Salgo a correr por el barrio. No es mi primera opción. Ni tampoco la segunda. Una zona residencial que va adueñándose de las antiguas huertas. Hay campos esperando nuevos edificios. Los dueños, a su vez, aguardan ansiosos la venta del solar. Quien les iba a decir a ellos que aquel terruño, cerca del Andarax, un pedazo de tierra más bien desagradecida, que fue testigo de tantas penurias, ahora les iba a hacer ricos. Ricos hasta hartarse. Si no fuese por el Santi, que está loco, o quizás sea la mujer, que le malmete, el caso es que quiere más pasta. Luego hay que repartir y eso se queda en nada, esgrime como argumento. Mejor esperar, que esto está otra vez al alza. Y claro, los hermanos se desesperan, y las cuñadas, y los cuñados y todo aquel que tenía la esperanza de tener billetes frescos en mano. Hasta hay alguno que ya se ha metido en negocios y ha adelantado dinero. Cada vez que una constructora levanta un cartel enorme anunciando nuevas y confortables viviendas, las mejores de la Vega, se llevan las manos a la cabeza.
Corro entre esos campos, sorteando acequias desvencijadas, observando la pasividad de la naturaleza, que desborda con hierbas los antiguos sembrados, se come las pequeñas construcciones, hace de los antiguos caminos un espacio intransitable. Corro con la promesa de llegar al mar, por un terreno llano por el que me chirrían las rodillas.
Dejo atrás la vega y cruzo el Andarax. Desde el puente un tupido cañaveral impide ver la desembocadura. Entre esa vegetación se oculta una avifauna que cuesta imaginar desde las nuevas residencias. Los habitantes, acérrimos urbanitas, en general ignoran su entorno. Más desde que internet se apropió de nuestras aspiraciones. Lo esencial es explorar un mundo virtual que habita en unos servidores ocultos vaya usted a saber dónde.
Corro y por fin veo el mar. Está como un plato. Las olas, que no merecen ese nombre, apenas se esfuerzan por alcanzar la costa. Tal y como oí en la radio –esos programas que se emiten a las cuatro o las cinco de la mañana, la hora en la que Julia nos despierta y ya cuesta conciliar el sueño- la presencia de un anticiclón tan potente como el que lleva instalado más de un mes en la península se puede apreciar en las costas mediterráneas. Son las calmas de enero.

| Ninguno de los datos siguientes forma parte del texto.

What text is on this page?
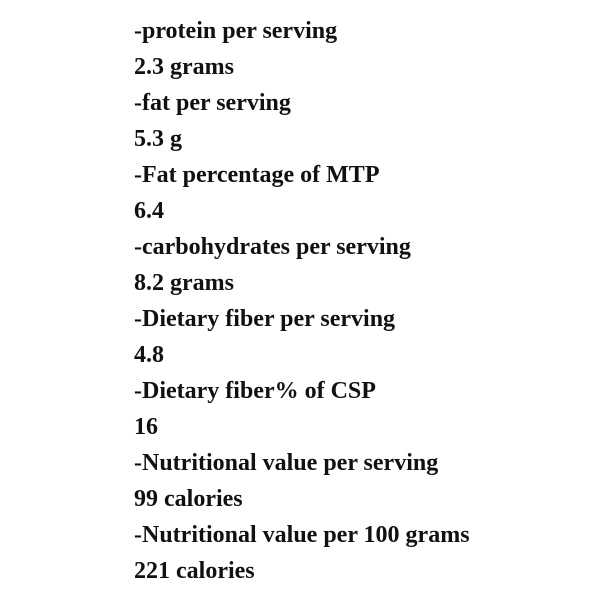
-protein per serving

2.3 grams

-fat per serving

5.3 g

-Fat percentage of MTP

6.4

-carbohydrates per serving

8.2 grams

-Dietary fiber per serving

4.8

-Dietary fiber% of CSP

16

-Nutritional value per serving

99 calories

-Nutritional value per 100 grams

221 calories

En efecto, el aire, pesado, inamovible, deprime la superficie del mar. Por eso, cuando llego a la costa, el olor a mar, propio del Cantábrico, de los océanos, me avisa de que el mar no está como siempre. Las rocas están adornadas con algas. El nivel bajó y las dejó a la vista. Al sol, toda esa vegetación y la vida adosada a las rocas se pudre. Esa es la mezcla de efluvios que percibí.
Porque el mar aquí es manso. Las mareas en el Mediterráneo apenas causan cambios en su nivel. Por eso cuando uno pasea por las playas del norte, a veces vuelve y la toalla está empapada. Parece un mar de juguete, aunque he visto temporales que no tienen nada de amistoso. El Mediterráneo puede ser muy jodido cuando se pone. Sin embargo, en general, reina la calma. Incluso las gaviotas parecen otras. Son como funcionarios en el destierro que hacen lo justo por mantener el puesto. Graznan un poco, sobrevuelan la costa, pero no se las ve muy entusiastas.
Sigo con mi circuito, pensando en escribir sobre las calmas de enero, las gaviotas y otras ocurrencias que me prometo apuntar para desarrollar en algún rato perdido. Aunque de esos hay ya muy pocos, no quedan, me los bebí todos.
Quisiera que mi ánimo se contagiase de enero. Que la ansiedad me dejase un rato. Que me convenciese de que hay tiempo para todo. Que nevase de una vez por todas. Sí, esto último me alegraría bastante. He alcanzado pocas conclusiones en mi vida y una de ellas es que sin nieve no hay paraíso.